President Joe Biden highlighted the importance of watermarking and clearly labeling AI-generated content in his executive order on AI last year

The issue, according to OpenAI, is that watermarking is not a "silver bullet." 

This kind of metadata can be stripped from an image as easily as taking a screenshot, or uploading to most social media platforms. 

"Disinformation, being accused of producing synthetic content when it's real, and instances of inappropriate representations of people without their consent can be difficult and time-consuming; much of the damage is done before corrections and clarifications can be made," AI platform Hugging Face said in a post. "AI watermarking is not foolproof, but can be a powerful tool in the fight against malicious and misleading uses of AI."

Related: How the company that traced fake Biden robocall identifies a synthetic voice

Steg's approach: Verify to trust

Into this environment of necessary content verification enters Steg.AI, a forensic watermarking company founded by computer scientist Dr. Eric Wengrowski in 2019.

Wengrowski told TheStreet that Steg's approach to watermarking is designed to be edit-proof, readable even if the original image is compressed or screenshotted. 

"We marry the provenance information to the pixels of an image," Wengrowski said. "We kind of bring origin directly as part of the content itself, so even if you strip out the content credential, you can still recover that information using Steg's watermark." 

This pixel modification is invisible, serving, according to Steg, essentially like a hidden, machine-readable QR code. 

More deep dives on AI:

"The whole idea here is kind of predicated on this idea that in order for any long-term solution to work, we need to move away from this model that people currently have, which is 'hey, I trust everything I see until you give me a reason not to,'" Wengrowski said. "These algorithms are getting really good. And there's not a lot of space between what is AI-generated versus what is organic."

He said that while part of the content-verification push involves watermarking efforts, people also need to migrate to a new model of online trust, one in which human authenticity is no longer taken for granted or assumed without a receipt. 

Related: Deepfake porn: It's not just about Taylor Swift

Report: The mark is not enough

A report published last month by Mozilla — "In Transparency We Trust?" — explored the effectiveness of different types of watermarking efforts. 

The report found that human-facing watermarks are too susceptible to manipulations and do not do enough to prevent harm from occurring. The report suggested that human-facing methods can "lead to information overload, increasing public distrust."
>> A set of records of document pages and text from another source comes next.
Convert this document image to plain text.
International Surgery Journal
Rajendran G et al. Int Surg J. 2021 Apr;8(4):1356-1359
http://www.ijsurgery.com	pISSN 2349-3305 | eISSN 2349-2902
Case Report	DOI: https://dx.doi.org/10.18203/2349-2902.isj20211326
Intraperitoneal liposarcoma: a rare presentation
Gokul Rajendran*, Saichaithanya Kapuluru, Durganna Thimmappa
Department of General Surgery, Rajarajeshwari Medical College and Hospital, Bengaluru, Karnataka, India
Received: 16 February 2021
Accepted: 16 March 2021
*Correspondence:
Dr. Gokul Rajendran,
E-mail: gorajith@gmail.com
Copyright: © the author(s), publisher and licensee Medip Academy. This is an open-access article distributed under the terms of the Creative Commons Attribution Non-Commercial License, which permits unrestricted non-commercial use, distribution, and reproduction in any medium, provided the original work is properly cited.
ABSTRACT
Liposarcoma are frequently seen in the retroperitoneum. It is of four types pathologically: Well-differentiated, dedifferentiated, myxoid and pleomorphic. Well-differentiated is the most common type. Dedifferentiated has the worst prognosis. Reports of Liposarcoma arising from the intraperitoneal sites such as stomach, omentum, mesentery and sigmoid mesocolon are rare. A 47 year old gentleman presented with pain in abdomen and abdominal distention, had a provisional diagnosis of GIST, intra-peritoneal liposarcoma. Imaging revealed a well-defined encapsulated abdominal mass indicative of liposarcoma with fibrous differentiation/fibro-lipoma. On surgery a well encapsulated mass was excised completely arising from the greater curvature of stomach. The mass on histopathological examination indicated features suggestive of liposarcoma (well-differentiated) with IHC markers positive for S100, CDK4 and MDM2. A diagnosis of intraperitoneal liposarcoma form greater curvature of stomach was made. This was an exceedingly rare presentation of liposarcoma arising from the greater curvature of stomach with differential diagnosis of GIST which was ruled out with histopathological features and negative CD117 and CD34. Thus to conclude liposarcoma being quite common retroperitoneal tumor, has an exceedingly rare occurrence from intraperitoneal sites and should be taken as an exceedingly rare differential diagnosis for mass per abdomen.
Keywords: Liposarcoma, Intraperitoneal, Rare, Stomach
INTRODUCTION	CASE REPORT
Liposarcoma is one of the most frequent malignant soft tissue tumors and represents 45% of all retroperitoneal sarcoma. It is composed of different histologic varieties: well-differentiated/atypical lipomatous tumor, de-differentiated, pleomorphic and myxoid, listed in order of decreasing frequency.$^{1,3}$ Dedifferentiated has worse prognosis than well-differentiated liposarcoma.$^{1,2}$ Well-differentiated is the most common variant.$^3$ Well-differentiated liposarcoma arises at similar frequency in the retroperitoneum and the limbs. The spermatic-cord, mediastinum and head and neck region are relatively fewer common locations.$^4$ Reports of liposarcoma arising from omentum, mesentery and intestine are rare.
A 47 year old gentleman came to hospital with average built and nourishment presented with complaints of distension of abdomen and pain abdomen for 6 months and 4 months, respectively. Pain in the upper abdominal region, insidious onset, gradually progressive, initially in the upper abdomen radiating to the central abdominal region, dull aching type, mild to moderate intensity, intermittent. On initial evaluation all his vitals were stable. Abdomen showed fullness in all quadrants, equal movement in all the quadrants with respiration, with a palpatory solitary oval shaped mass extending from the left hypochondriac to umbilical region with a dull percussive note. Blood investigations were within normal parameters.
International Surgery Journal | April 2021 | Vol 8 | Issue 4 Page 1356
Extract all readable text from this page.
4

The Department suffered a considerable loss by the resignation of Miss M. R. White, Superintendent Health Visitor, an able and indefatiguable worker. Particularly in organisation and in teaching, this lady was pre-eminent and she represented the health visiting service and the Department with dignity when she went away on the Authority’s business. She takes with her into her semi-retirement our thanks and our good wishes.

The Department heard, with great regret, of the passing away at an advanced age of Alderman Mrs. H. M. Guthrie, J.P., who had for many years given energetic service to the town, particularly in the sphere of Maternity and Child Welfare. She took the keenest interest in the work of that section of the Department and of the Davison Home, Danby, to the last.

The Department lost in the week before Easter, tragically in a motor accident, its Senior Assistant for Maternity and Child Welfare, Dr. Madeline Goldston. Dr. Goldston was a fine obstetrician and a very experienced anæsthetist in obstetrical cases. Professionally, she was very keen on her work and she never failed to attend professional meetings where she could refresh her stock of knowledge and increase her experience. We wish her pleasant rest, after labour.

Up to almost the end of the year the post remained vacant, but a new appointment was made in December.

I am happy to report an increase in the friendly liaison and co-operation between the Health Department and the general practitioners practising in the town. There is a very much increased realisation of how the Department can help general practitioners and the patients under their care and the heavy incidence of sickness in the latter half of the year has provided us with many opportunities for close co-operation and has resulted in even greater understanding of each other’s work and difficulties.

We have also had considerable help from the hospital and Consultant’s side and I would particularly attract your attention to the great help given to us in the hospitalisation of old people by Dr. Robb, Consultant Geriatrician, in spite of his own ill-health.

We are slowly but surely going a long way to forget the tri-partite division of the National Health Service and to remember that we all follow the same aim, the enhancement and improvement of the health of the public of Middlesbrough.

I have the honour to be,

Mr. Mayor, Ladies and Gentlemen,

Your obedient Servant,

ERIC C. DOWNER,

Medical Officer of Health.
While the report found that machine-readable methods of invisible watermarking are much better at protecting the provenance of content, their effectiveness is "compromised without robust and unbiased detection tools."

“When it comes to identifying synthetic content, we’re at a glass half full, glass half empty moment. Current watermarking and labeling technologies show promise and ingenuity, particularly when used together," the report's co-author, Ramak Molavi Vasse'i, Mozilla Research Lead, AI Transparency, said in a statement. "Still, they’re not enough to effectively counter the dangers of undisclosed synthetic content — especially amid dozens of elections around the world.”

The report suggested a holistic approach to content verification, one spanning effective legislation and alternative, trustworthy and transparent AI systems that allow for independent auditing. 

Specifically, the report called for a greater exploration of open-source watermarking and detection methods, the availability of unbiased detection tools and a focus on machine-readable watermarking efforts. 

"Human-facing methods tend to shift responsibility to the end user, who may already be overwhelmed with too much information and too many choices," the report says. "This would also reduce the burden of enforcement."

The researchers additionally called for better education about synthetic content, the implementation of "slow AI," in which a model is tested for safety and social responsibility before being deployed and the legal assignment of responsibility to prevent harm in the first place. 

"While we advocate greater efforts to use technology to mitigate harm, techno-solutionism is not the goal," the report reads.